I earn my living developing web applications. I usually stress the word ‘application’ because as soon as people hear the word ‘web’ they think of web sites. What I mean is I use sw frameworks like Codeigniter, Symfony or Django to create custom made-to-measure logic. Also the applications are not accessible to the public most of the time. They use the web technologies (http, html, …) that’s why the ‘web’ before the ‘applications’.

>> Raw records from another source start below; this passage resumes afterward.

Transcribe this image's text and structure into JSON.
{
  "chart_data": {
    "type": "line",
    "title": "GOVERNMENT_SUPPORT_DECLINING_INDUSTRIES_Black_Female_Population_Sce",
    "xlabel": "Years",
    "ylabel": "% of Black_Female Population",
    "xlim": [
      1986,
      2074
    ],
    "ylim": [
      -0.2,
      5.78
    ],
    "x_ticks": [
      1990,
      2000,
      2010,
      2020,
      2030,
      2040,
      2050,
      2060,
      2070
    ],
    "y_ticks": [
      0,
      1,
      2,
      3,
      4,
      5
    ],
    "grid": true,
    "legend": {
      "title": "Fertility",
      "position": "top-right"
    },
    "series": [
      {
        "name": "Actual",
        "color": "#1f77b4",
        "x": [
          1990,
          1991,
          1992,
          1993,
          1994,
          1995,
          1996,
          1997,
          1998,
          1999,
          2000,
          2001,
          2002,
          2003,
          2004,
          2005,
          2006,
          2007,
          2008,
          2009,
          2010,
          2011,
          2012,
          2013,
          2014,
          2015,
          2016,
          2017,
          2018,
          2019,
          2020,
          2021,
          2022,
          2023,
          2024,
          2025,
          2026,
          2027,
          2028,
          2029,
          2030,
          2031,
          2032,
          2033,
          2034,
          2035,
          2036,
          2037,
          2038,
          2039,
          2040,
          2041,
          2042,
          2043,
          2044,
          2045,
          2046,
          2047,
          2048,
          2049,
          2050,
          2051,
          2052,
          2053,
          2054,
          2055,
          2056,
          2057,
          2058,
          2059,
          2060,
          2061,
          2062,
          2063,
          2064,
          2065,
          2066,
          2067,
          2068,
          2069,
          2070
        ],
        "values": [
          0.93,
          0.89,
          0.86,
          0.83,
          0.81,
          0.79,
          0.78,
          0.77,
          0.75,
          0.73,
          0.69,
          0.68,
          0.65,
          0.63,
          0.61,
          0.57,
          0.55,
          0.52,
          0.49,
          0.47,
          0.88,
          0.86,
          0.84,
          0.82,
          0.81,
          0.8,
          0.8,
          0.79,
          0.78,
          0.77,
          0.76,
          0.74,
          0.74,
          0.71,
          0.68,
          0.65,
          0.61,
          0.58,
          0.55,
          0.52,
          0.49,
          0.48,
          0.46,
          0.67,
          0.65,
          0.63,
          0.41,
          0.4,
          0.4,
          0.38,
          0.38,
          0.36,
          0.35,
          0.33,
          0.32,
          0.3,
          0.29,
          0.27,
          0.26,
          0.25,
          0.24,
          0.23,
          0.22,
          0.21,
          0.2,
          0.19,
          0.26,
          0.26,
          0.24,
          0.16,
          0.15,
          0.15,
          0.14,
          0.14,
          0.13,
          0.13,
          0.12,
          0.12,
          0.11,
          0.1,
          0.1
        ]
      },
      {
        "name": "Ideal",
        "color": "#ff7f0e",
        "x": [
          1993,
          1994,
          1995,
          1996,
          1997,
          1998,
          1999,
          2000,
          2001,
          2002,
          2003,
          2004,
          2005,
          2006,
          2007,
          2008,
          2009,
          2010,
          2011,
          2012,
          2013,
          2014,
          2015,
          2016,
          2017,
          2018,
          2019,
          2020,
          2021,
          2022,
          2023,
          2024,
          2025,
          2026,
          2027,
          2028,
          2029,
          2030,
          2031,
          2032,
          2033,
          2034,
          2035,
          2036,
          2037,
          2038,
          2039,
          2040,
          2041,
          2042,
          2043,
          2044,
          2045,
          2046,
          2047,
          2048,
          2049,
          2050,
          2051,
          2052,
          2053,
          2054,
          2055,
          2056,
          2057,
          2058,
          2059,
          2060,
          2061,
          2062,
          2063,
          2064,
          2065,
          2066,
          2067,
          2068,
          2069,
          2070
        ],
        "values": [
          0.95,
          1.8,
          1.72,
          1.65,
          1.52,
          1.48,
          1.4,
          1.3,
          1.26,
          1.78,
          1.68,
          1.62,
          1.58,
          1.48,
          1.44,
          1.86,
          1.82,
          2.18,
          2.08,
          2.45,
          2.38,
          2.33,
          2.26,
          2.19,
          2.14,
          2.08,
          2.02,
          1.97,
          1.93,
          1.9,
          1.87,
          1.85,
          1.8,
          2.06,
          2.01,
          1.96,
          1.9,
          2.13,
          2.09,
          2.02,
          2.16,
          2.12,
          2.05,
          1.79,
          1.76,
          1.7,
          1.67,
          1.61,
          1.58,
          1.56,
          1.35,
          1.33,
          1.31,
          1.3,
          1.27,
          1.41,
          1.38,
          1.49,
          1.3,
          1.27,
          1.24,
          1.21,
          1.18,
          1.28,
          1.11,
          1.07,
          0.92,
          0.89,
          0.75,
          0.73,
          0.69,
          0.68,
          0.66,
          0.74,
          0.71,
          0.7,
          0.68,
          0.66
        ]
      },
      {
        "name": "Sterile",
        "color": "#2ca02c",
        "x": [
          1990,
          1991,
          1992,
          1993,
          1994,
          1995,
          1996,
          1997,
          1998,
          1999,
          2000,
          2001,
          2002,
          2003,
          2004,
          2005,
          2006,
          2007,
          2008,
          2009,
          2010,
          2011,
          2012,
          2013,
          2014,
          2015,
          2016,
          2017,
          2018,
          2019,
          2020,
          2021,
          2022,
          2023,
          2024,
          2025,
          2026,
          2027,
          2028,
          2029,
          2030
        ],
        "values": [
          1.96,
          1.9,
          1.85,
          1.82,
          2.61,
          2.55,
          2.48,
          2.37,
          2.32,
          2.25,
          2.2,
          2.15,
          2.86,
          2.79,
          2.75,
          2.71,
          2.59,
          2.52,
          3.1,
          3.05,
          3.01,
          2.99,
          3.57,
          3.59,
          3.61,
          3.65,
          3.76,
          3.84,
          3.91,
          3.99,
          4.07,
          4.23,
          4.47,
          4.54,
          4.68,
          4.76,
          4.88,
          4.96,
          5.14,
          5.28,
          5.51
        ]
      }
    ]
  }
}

Much less often I create/maintain ‘standard’ websites, i.e. websites created in a system like WordPress. Recently I was working on an application that was supposed to be embedded into a WordPress site. The site was the tool to promote and sell a service, the application was to be the service. The site was running when I got to the project, my task was to embed the application (inherited styles, header, footer) into it without breaking/rebuilding anything. I’ve collected some bits of information from the web and combined them with my knowledge. Here is the result:

(1) I’ve created a custom page template in WordPress. Then I created a new page in the WordPress admin module using the custom template.

(2) I’ve added a new rewrite rule in my functions.php file. The rule rewrites all the URIs (e.g. http://{domain}/application/whatever1/whatever2/…) matching the pattern (http://{domain}/application/ in this example) to http://{domain}/index.php?pagename=application. That means all the application pages will be using the custom template from (1) as their landing page.

(3) I’ve included the landing page (it’s usually index.php) of the chosen framework into the custom page template from (1) and configured it as necessary. From that moment all the requests asking for http://{domain}/application/… were processed by the framework in the usual way i.e. if the URI looked like http://{domain}/application/do/something, the main application controller at http://{domain}/application called the ‘something’ method of the ‘do’ controller. At the same time all the WordPress functions were accessible within the framework. That allowed me e.g. to use its own authentication functions within the application and share the credentials between the web site and the application.